The expectations from the Federal Reserve’s March meeting have whipsawed over the last week and now many believe that the Fed will not raise rates at all at the upcoming meeting.
At the beginning of the last week, markets were pricing a 25-basis point rate hike in March, with the Fed previously raising rates by 25 basis points in its February 1 meeting.
In December, the Fed raised rates by 50 basis points which was preceded by four consecutive rate hikes of 75 basis points.
Meanwhile, traders reset their expectations after Fed chair Jerome Powell’s Congressional testimony last week where he said that interest rates might need to rise higher than the Fed previously envisioned.
He added that the US central bank might need to increase the pace of hikes to tame inflation.
In his remarks, Powell said: “The latest economic data have come in stronger than expected, which suggests that the ultimate level of interest rates is likely to be higher than previously anticipated.”
Expectations from Fed March Meeting Whipsaw
Notably, the Fed’s December dot plot showed terminal rates at 5.1% and Fed fund rates between 5.0%-5.25%. After Powell’s comments, both the equity and debt markets repriced themselves and the 2-year treasury yield rose above 5% for the first time since 2007.
However, the closure of Silicon Valley Bank and Signature Bank – and fears of contagion on other regional banks – spooked investors and traders, resetting expectations.
Notably, the 2-year treasury yield is now down to around 4% and the US yield curve has steepened which bond guru Jeffry Gundlach sees as a sign of an imminent recession.
While recession impacts most sectors of the economy, some investments are largely recession-proof.
Gundlach meanwhile believes that the Fed should stop raising rates further but admitted that the US central bank might still raise rates by 25 basis points in March as a face-saver exercise.
Chorus for ‘No March Fed Rate Hike’ Rises
Moody’s Analytics chief economist Mark Zandi said that Fed won’t hike rates in March due to the “boatload of uncertainty.”
He added: “I think they’re focused on the bank failures that roiled the banking system and markets over the last couple of days.”
Zandi believes that the Fed might pause rate hikes for now given the banking sector’s troubles which he sees as a more pressing problem – he argued that the US central bank might restart its rate hikes later to tame inflation.
Goldman Sachs also reiterated similar views and does not see the Fed hiking rates in March. It does, however, predict that the Fed would raise rates by 75 basis points in aggregate in the next three meetings.
Traders See Almost a 50% Chance of No Rate Hike in March
According to the CME Fed Watch tool, almost half the traders bet that Fed won’t raise rates at all in March while the other half see a 25 basis point rate hike.

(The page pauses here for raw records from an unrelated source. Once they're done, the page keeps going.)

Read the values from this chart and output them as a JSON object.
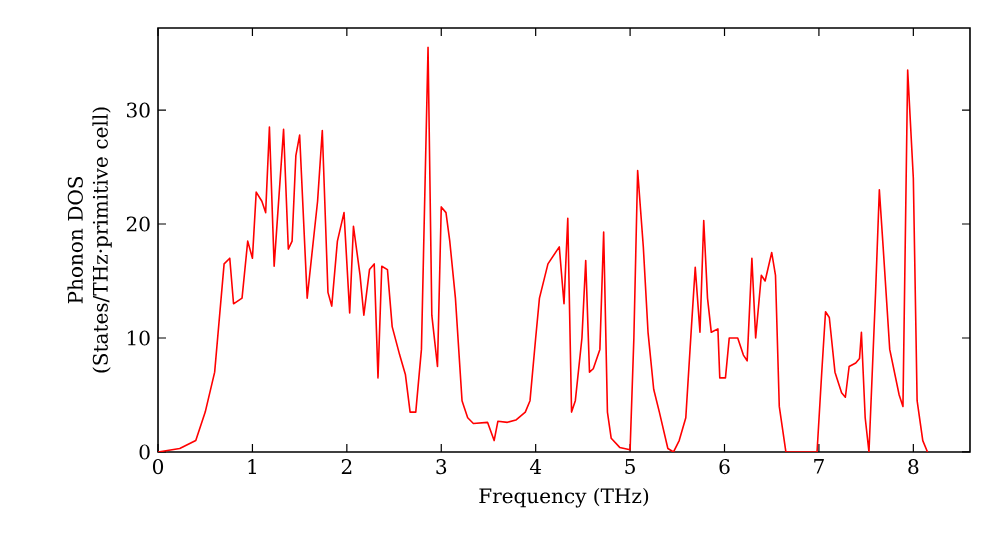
{
  "chart_data": {
    "type": "line",
    "xlabel": "Frequency (THz)",
    "ylabel": "Phonon DOS\n(States/THz·primitive cell)",
    "xlim": [
      0,
      8.6
    ],
    "ylim": [
      0,
      37.2
    ],
    "xticks": [
      0,
      1,
      2,
      3,
      4,
      5,
      6,
      7,
      8
    ],
    "yticks": [
      0,
      10,
      20,
      30
    ],
    "grid": false,
    "marker": "none",
    "line_style": "solid",
    "series": [
      {
        "color": "#ff0000",
        "x": [
          0,
          0.23,
          0.4,
          0.5,
          0.6,
          0.7,
          0.76,
          0.8,
          0.89,
          0.95,
          1.0,
          1.04,
          1.1,
          1.14,
          1.18,
          1.23,
          1.33,
          1.38,
          1.42,
          1.46,
          1.5,
          1.58,
          1.69,
          1.74,
          1.8,
          1.84,
          1.9,
          1.97,
          2.03,
          2.07,
          2.14,
          2.18,
          2.24,
          2.29,
          2.33,
          2.37,
          2.43,
          2.48,
          2.56,
          2.62,
          2.67,
          2.73,
          2.79,
          2.86,
          2.9,
          2.96,
          3.0,
          3.05,
          3.09,
          3.15,
          3.22,
          3.24,
          3.28,
          3.34,
          3.49,
          3.56,
          3.6,
          3.7,
          3.79,
          3.89,
          3.94,
          4.0,
          4.04,
          4.13,
          4.25,
          4.3,
          4.34,
          4.38,
          4.42,
          4.49,
          4.53,
          4.57,
          4.61,
          4.68,
          4.72,
          4.76,
          4.8,
          4.89,
          5.0,
          5.04,
          5.08,
          5.14,
          5.19,
          5.25,
          5.31,
          5.4,
          5.46,
          5.52,
          5.59,
          5.65,
          5.69,
          5.74,
          5.78,
          5.82,
          5.86,
          5.93,
          5.95,
          6.01,
          6.05,
          6.14,
          6.2,
          6.24,
          6.29,
          6.33,
          6.39,
          6.43,
          6.5,
          6.54,
          6.58,
          6.65,
          6.98,
          7.03,
          7.07,
          7.11,
          7.17,
          7.24,
          7.28,
          7.32,
          7.39,
          7.43,
          7.45,
          7.49,
          7.53,
          7.6,
          7.64,
          7.68,
          7.75,
          7.85,
          7.89,
          7.94,
          8.0,
          8.04,
          8.1,
          8.15
        ],
        "values": [
          0,
          0.3,
          1,
          3.5,
          7,
          16.5,
          17,
          13,
          13.5,
          18.5,
          17,
          22.8,
          22,
          21,
          28.5,
          16.3,
          28.3,
          17.8,
          18.5,
          26,
          27.8,
          13.5,
          22,
          28.2,
          14,
          12.8,
          18.5,
          21,
          12.2,
          19.8,
          15.5,
          12,
          16,
          16.5,
          6.5,
          16.3,
          16,
          11,
          8.5,
          6.8,
          3.5,
          3.5,
          9,
          35.5,
          12,
          7.5,
          21.5,
          21,
          18.5,
          13.5,
          4.5,
          4,
          3,
          2.5,
          2.6,
          1,
          2.7,
          2.6,
          2.8,
          3.5,
          4.5,
          10,
          13.5,
          16.5,
          18,
          13,
          20.5,
          3.5,
          4.5,
          10,
          16.8,
          7,
          7.3,
          9,
          19.3,
          3.5,
          1.2,
          0.4,
          0.2,
          10,
          24.7,
          18,
          10.5,
          5.5,
          3.5,
          0.3,
          0,
          1,
          3,
          11,
          16.2,
          10.5,
          20.3,
          13.5,
          10.5,
          10.8,
          6.5,
          6.5,
          10,
          10,
          8.5,
          8,
          17,
          10,
          15.5,
          15,
          17.5,
          15.5,
          4,
          0,
          0,
          7,
          12.3,
          11.8,
          7,
          5.2,
          4.8,
          7.5,
          7.8,
          8.2,
          10.5,
          3,
          0,
          14,
          23,
          18,
          9,
          5,
          4,
          33.5,
          24,
          4.5,
          1,
          0
        ]
      }
    ]
  }
}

To put that in perspective, a month back, the probability of no rate hike in March was nil while almost 88% of traders bet that the Fed would raise rates by 25 basis points.
The massive swing in market expectations from the Fed’s upcoming meeting is almost unprecedented-at least in the near history.
Meanwhile, US CPI (consumer price inflation) rose at an annualized pace of 6% in February and 0.4% on a monthly basis. The reading came in line with estimates.
Previously, the January inflation reading came in hotter than expected, raising fears of a hawkish Fed. High inflation is invariably negative for risk assets like growth stocks. However, some investment strategies can outperform during high inflation.
With inflation data now corroborating the downward trend in inflation and trouble brewing in the US banking sector—which partially is due to its rate hikes—the Fed faces a tough balancing act.
On the one hand, it needs to signal its support for the US banking sector and economy, and on the other hand, is its often-repeated stance to not rest until it tames inflation.